Modal — (proprietary)
What it is: Serverless Python compute. Decorate a function, it runs in the cloud with GPU/CPU scaling.
@modal.function(gpu="A10G", timeout=300)
def run_tool(code: str) -> str:
return exec_sandboxed(code)Strengths:
Best DX for serverless Python
Instant GPU access (no cluster management)
Container caching (millisecond cold starts on repeat calls)
Pay per second of actual compute
Limitations:
Proprietary (can't self-host)
Not agent-aware (general compute)
Python-only
Verdict: Best when agent tools need GPUs. Pay-per-second without Kubernetes.
Docker-Based Sandboxing
What it is: Run each tool call in a fresh container with scoped permissions, network restrictions, and resource limits.

Strengths:
Self-hostable (no vendor dependency)
Fine-grained permission control
Familiar to any ops team
Can scope credentials per-container
Limitations:
Slower cold start (~1-5s)
Isolation weaker than VMs (shared kernel)
Requires container orchestration
Verdict: Right choice when you need self-hosted sandboxing for API-call tools and already run Kubernetes.
The Isolation Spectrum

What Agents Need from Sandboxing

Comparison

Key Takeaway
Most agent frameworks run tools in-process — same trust boundary as the agent itself. Fine for demos.

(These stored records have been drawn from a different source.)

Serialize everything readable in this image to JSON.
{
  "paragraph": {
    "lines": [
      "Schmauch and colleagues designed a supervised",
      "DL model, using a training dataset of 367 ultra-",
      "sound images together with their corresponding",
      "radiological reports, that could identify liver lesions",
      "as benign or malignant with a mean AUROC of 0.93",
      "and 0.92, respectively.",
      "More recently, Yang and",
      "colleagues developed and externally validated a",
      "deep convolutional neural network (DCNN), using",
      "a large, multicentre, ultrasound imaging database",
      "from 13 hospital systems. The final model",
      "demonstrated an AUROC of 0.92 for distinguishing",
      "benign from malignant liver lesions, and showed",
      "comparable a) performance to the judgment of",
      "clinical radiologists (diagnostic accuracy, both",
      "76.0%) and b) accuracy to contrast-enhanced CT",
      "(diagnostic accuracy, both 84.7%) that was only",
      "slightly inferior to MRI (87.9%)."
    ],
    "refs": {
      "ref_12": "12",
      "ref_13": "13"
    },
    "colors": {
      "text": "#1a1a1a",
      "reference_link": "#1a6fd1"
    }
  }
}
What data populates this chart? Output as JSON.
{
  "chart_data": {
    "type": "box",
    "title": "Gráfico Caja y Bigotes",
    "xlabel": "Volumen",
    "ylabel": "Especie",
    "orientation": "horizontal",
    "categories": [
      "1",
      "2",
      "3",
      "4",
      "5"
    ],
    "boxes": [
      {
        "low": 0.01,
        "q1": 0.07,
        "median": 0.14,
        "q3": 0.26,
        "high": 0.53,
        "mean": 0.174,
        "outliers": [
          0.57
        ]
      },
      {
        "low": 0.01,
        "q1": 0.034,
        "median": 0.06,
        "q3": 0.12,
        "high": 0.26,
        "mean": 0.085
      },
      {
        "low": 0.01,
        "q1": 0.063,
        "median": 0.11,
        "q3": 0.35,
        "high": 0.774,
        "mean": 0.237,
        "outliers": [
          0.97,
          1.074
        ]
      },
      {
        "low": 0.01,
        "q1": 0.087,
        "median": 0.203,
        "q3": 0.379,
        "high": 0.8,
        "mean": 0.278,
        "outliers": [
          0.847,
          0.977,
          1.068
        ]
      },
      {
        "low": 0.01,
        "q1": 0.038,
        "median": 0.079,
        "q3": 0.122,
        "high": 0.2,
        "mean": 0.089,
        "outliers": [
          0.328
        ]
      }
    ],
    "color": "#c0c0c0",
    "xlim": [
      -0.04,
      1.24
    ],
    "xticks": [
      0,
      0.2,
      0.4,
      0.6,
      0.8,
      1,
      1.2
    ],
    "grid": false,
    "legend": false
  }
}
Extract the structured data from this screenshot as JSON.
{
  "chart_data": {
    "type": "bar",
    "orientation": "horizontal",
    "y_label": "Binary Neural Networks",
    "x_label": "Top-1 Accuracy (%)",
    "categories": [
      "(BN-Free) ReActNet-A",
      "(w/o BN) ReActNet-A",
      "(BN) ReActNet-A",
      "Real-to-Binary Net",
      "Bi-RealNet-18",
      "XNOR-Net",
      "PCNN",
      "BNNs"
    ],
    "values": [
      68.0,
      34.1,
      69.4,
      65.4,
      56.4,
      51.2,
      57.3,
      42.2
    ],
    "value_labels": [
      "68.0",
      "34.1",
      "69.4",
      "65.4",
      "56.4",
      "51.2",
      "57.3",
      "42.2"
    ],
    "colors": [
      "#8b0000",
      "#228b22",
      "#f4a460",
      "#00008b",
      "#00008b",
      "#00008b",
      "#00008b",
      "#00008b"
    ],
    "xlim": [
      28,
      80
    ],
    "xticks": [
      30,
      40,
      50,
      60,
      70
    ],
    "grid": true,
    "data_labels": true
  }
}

In production, the tool execution layer needs:
Scoped credentials (principle of least privilege)
Resource limits (prevent runaway cost/compute)
Network restrictions (prevent data exfiltration)
Audit logging (know what every tool call did)
The right abstraction: a Sandbox interface with multiple backends (Docker for dev, Daytona/E2B for production). The agent developer picks the isolation level; the framework handles the rest.